The court found that limb one and limb four had not been satisfied and therefore the will was invalid.

The will drafter was a chartered tax advisor who had not seen or spoken to Jack for over a year before he executed his will in 2015. It was a complex Will that included trust structures which would have required a high level of understanding. There was also evidence that his cognitive abilities were starting to deteriorate. The will drafter did not follow the golden rule as set out in Kenwood v Adams which states that where there is an elderly testator or someone who has been seriously ill, it is advisable that a medical practitioner assess the testator’s capacity to make a will and that they make a clear record of their findings.

The court held that Jack had failed the first limb of the test and that he had been incapable of understanding the nature and the effects of his will. The defendants claimed that the first limb was the ability to understand the effect of the will in question, in the ‘abstract’, rather than the specific provisions.

They claimed that if the testator was able to have an understanding that a will was a formal document that would express their wishes as to how their property is dealt with after death, then this first limb is satisfied. Mrs Justice Joanna Smith rejected this and held that the first limb requires considerations of the provisions made in the specific Will. This is a wider interpretation than has been understood previously.

The court also held that Jack had failed the fourth limb of the test and held that his diagnosis of dementia would have no doubt influenced his ability to make rational decisions, including his decision not to benefit his biological children as much as he did in his earlier will. This broadens the scope of the fourth limb so that it does not simply relate to insane delusions but extends to any disorder of the mind which may poison one’s affections.

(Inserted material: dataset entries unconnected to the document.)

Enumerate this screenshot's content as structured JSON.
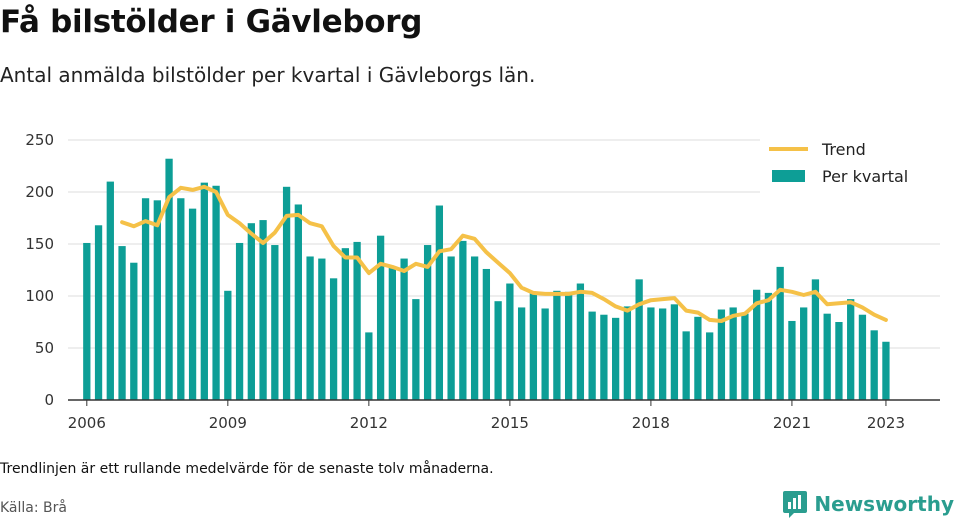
{
  "header": {
    "title": "Få bilstölder i Gävleborg",
    "subtitle": "Antal anmälda bilstölder per kvartal i Gävleborgs län."
  },
  "footer": {
    "note": "Trendlinjen är ett rullande medelvärde för de senaste tolv månaderna.",
    "source": "Källa: Brå",
    "brand": "Newsworthy"
  },
  "colors": {
    "bar": "#0d9e96",
    "trend": "#f5c148",
    "grid": "#dddddd",
    "axis": "#333333",
    "brand": "#2a9d8f"
  },
  "chart_data": {
    "type": "bar",
    "title": "",
    "xlabel": "",
    "ylabel": "",
    "ylim": [
      0,
      250
    ],
    "yticks": [
      0,
      50,
      100,
      150,
      200,
      250
    ],
    "xlim": [
      2005.6,
      2024.15
    ],
    "xticks": [
      "2006",
      "2009",
      "2012",
      "2015",
      "2018",
      "2021",
      "2023"
    ],
    "grid": true,
    "legend_position": "top-right",
    "x": [
      2006.0,
      2006.25,
      2006.5,
      2006.75,
      2007.0,
      2007.25,
      2007.5,
      2007.75,
      2008.0,
      2008.25,
      2008.5,
      2008.75,
      2009.0,
      2009.25,
      2009.5,
      2009.75,
      2010.0,
      2010.25,
      2010.5,
      2010.75,
      2011.0,
      2011.25,
      2011.5,
      2011.75,
      2012.0,
      2012.25,
      2012.5,
      2012.75,
      2013.0,
      2013.25,
      2013.5,
      2013.75,
      2014.0,
      2014.25,
      2014.5,
      2014.75,
      2015.0,
      2015.25,
      2015.5,
      2015.75,
      2016.0,
      2016.25,
      2016.5,
      2016.75,
      2017.0,
      2017.25,
      2017.5,
      2017.75,
      2018.0,
      2018.25,
      2018.5,
      2018.75,
      2019.0,
      2019.25,
      2019.5,
      2019.75,
      2020.0,
      2020.25,
      2020.5,
      2020.75,
      2021.0,
      2021.25,
      2021.5,
      2021.75,
      2022.0,
      2022.25,
      2022.5,
      2022.75,
      2023.0
    ],
    "series": [
      {
        "name": "Per kvartal",
        "values": [
          151,
          168,
          210,
          148,
          132,
          194,
          192,
          232,
          194,
          184,
          209,
          206,
          105,
          151,
          170,
          173,
          149,
          205,
          188,
          138,
          136,
          117,
          146,
          152,
          65,
          158,
          128,
          136,
          97,
          149,
          187,
          138,
          153,
          138,
          126,
          95,
          112,
          89,
          103,
          88,
          105,
          104,
          112,
          85,
          82,
          79,
          90,
          116,
          89,
          88,
          92,
          66,
          80,
          65,
          87,
          89,
          83,
          106,
          103,
          128,
          76,
          89,
          116,
          83,
          75,
          97,
          82,
          67,
          56
        ]
      },
      {
        "name": "Trend",
        "x": [
          2006.75,
          2007.0,
          2007.25,
          2007.5,
          2007.75,
          2008.0,
          2008.25,
          2008.5,
          2008.75,
          2009.0,
          2009.25,
          2009.5,
          2009.75,
          2010.0,
          2010.25,
          2010.5,
          2010.75,
          2011.0,
          2011.25,
          2011.5,
          2011.75,
          2012.0,
          2012.25,
          2012.5,
          2012.75,
          2013.0,
          2013.25,
          2013.5,
          2013.75,
          2014.0,
          2014.25,
          2014.5,
          2014.75,
          2015.0,
          2015.25,
          2015.5,
          2015.75,
          2016.0,
          2016.25,
          2016.5,
          2016.75,
          2017.0,
          2017.25,
          2017.5,
          2017.75,
          2018.0,
          2018.25,
          2018.5,
          2018.75,
          2019.0,
          2019.25,
          2019.5,
          2019.75,
          2020.0,
          2020.25,
          2020.5,
          2020.75,
          2021.0,
          2021.25,
          2021.5,
          2021.75,
          2022.0,
          2022.25,
          2022.5,
          2022.75,
          2023.0
        ],
        "values": [
          171,
          167,
          172,
          168,
          195,
          204,
          202,
          205,
          200,
          178,
          170,
          160,
          151,
          161,
          177,
          178,
          170,
          167,
          148,
          137,
          137,
          122,
          131,
          128,
          124,
          131,
          128,
          143,
          145,
          158,
          155,
          142,
          132,
          122,
          108,
          103,
          102,
          102,
          102,
          104,
          103,
          97,
          90,
          86,
          92,
          96,
          97,
          98,
          86,
          84,
          77,
          76,
          81,
          83,
          93,
          96,
          106,
          104,
          101,
          104,
          92,
          93,
          94,
          89,
          82,
          77
        ]
      }
    ]
  }
}
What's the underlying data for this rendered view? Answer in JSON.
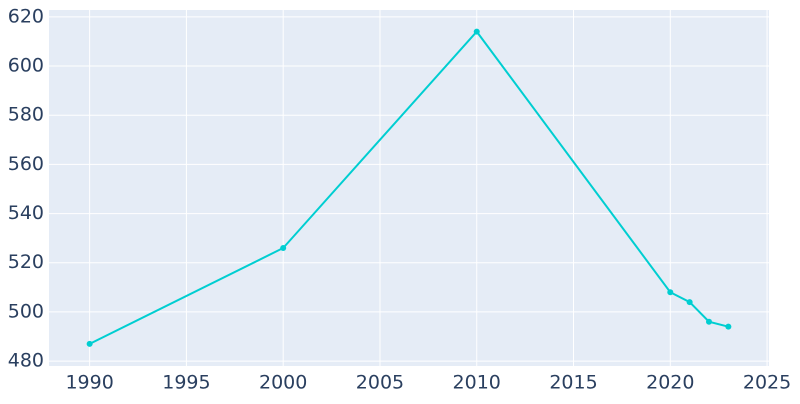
{
  "chart_data": {
    "type": "line",
    "x": [
      1990,
      2000,
      2010,
      2020,
      2021,
      2022,
      2023
    ],
    "series": [
      {
        "color": "#00ced1",
        "values": [
          487,
          526,
          614,
          508,
          504,
          496,
          494
        ]
      }
    ],
    "xlim": [
      1987.9,
      2025.1
    ],
    "xticks": [
      1990,
      1995,
      2000,
      2005,
      2010,
      2015,
      2020,
      2025
    ],
    "ylim": [
      478,
      622.8
    ],
    "yticks": [
      480,
      500,
      520,
      540,
      560,
      580,
      600,
      620
    ],
    "grid": true,
    "background": "#e5ecf6"
  }
}
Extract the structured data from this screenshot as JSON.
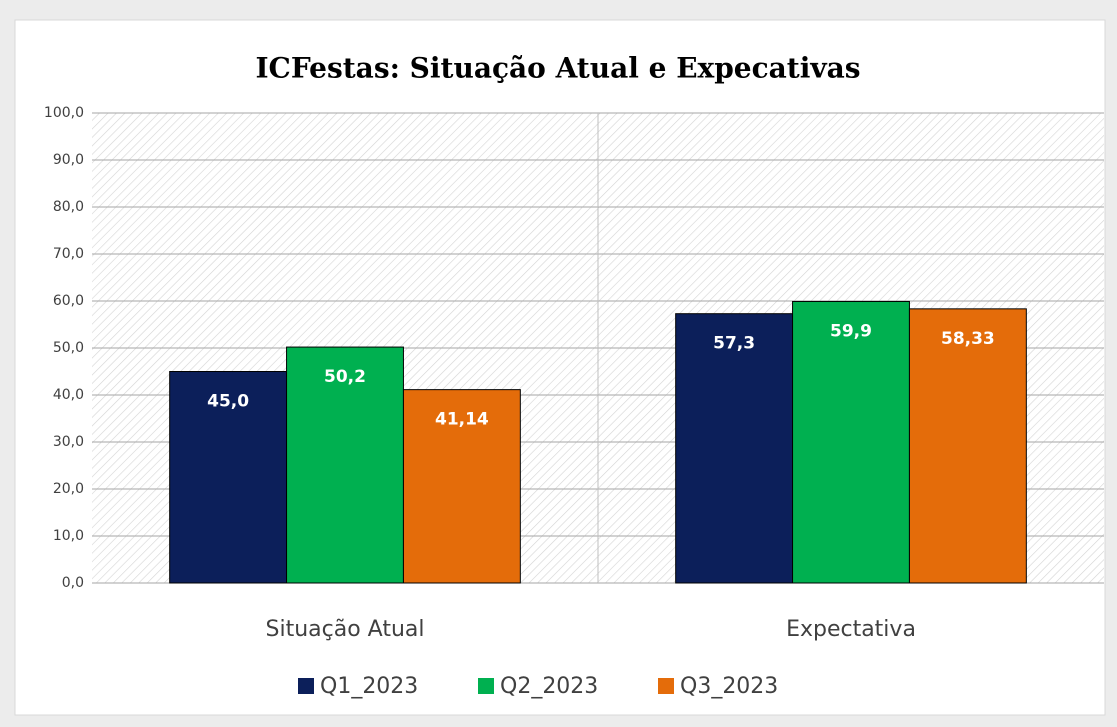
{
  "chart_data": {
    "type": "bar",
    "title": "ICFestas: Situação Atual e Expecativas",
    "categories": [
      "Situação Atual",
      "Expectativa"
    ],
    "series": [
      {
        "name": "Q1_2023",
        "color": "#0c1f5a",
        "values": [
          45.0,
          57.3
        ],
        "value_labels": [
          "45,0",
          "57,3"
        ]
      },
      {
        "name": "Q2_2023",
        "color": "#00b050",
        "values": [
          50.2,
          59.9
        ],
        "value_labels": [
          "50,2",
          "59,9"
        ]
      },
      {
        "name": "Q3_2023",
        "color": "#e46c0a",
        "values": [
          41.14,
          58.33
        ],
        "value_labels": [
          "41,14",
          "58,33"
        ]
      }
    ],
    "ylim": [
      0,
      100
    ],
    "yticks": [
      {
        "value": 0,
        "label": "0,0"
      },
      {
        "value": 10,
        "label": "10,0"
      },
      {
        "value": 20,
        "label": "20,0"
      },
      {
        "value": 30,
        "label": "30,0"
      },
      {
        "value": 40,
        "label": "40,0"
      },
      {
        "value": 50,
        "label": "50,0"
      },
      {
        "value": 60,
        "label": "60,0"
      },
      {
        "value": 70,
        "label": "70,0"
      },
      {
        "value": 80,
        "label": "80,0"
      },
      {
        "value": 90,
        "label": "90,0"
      },
      {
        "value": 100,
        "label": "100,0"
      }
    ],
    "grid": true,
    "legend": "bottom"
  }
}
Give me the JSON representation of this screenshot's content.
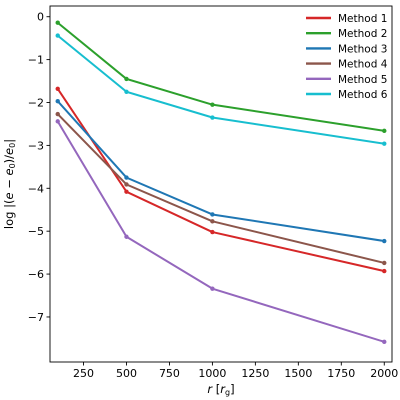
{
  "chart_data": {
    "type": "line",
    "title": "",
    "xlabel": "r [r_g]",
    "ylabel": "log |(e − e0)/e0|",
    "xlim": [
      55,
      2045
    ],
    "ylim": [
      -8.05,
      0.25
    ],
    "xticks": [
      250,
      500,
      750,
      1000,
      1250,
      1500,
      1750,
      2000
    ],
    "yticks": [
      0,
      -1,
      -2,
      -3,
      -4,
      -5,
      -6,
      -7
    ],
    "x": [
      100,
      500,
      1000,
      2000
    ],
    "grid": false,
    "legend_position": "top-right",
    "series": [
      {
        "name": "Method 1",
        "color": "#d62728",
        "values": [
          -1.68,
          -4.08,
          -5.02,
          -5.93
        ]
      },
      {
        "name": "Method 2",
        "color": "#2ca02c",
        "values": [
          -0.14,
          -1.45,
          -2.05,
          -2.66
        ]
      },
      {
        "name": "Method 3",
        "color": "#1f77b4",
        "values": [
          -1.97,
          -3.75,
          -4.61,
          -5.23
        ]
      },
      {
        "name": "Method 4",
        "color": "#8c564b",
        "values": [
          -2.27,
          -3.91,
          -4.77,
          -5.74
        ]
      },
      {
        "name": "Method 5",
        "color": "#9467bd",
        "values": [
          -2.44,
          -5.13,
          -6.34,
          -7.58
        ]
      },
      {
        "name": "Method 6",
        "color": "#17becf",
        "values": [
          -0.44,
          -1.75,
          -2.35,
          -2.96
        ]
      }
    ]
  }
}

Mrs Joanna Smith also considered the role of expert medical evidence in cases regarding testamentary capacity. In this case, both medical experts had agreed that Jack had dementia at the time of creating his 2015 Will, but neither of the experts were able to say with certainty that he had testamentary capacity on the specific date he had created his Will, as neither of the experts were able to examine all of his medical history throughout his lifetime.

It was therefore held that analysis from medical experts is not wholly conclusive, and the court should draw its own decisions when taking medical expert evidence into consideration. Ultimately, the test for testamentary capacity is a legal one rather than a medical one and medical evidence should be treated holistically and specific to the case.

What can we learn from this case?

Banks v Goodfellow is analysed comprehensively in this case and remains the law to assess testamentary capacity. It broadens the scope in which the limbs of the test are considered but by no means opens the door to more challenges. The decision by the court to take into consideration Jack’s dementia diagnosis is an important and forward thinking one as it reflects medical developments in illnesses that affect capacity, which is particularly important with an ageing population.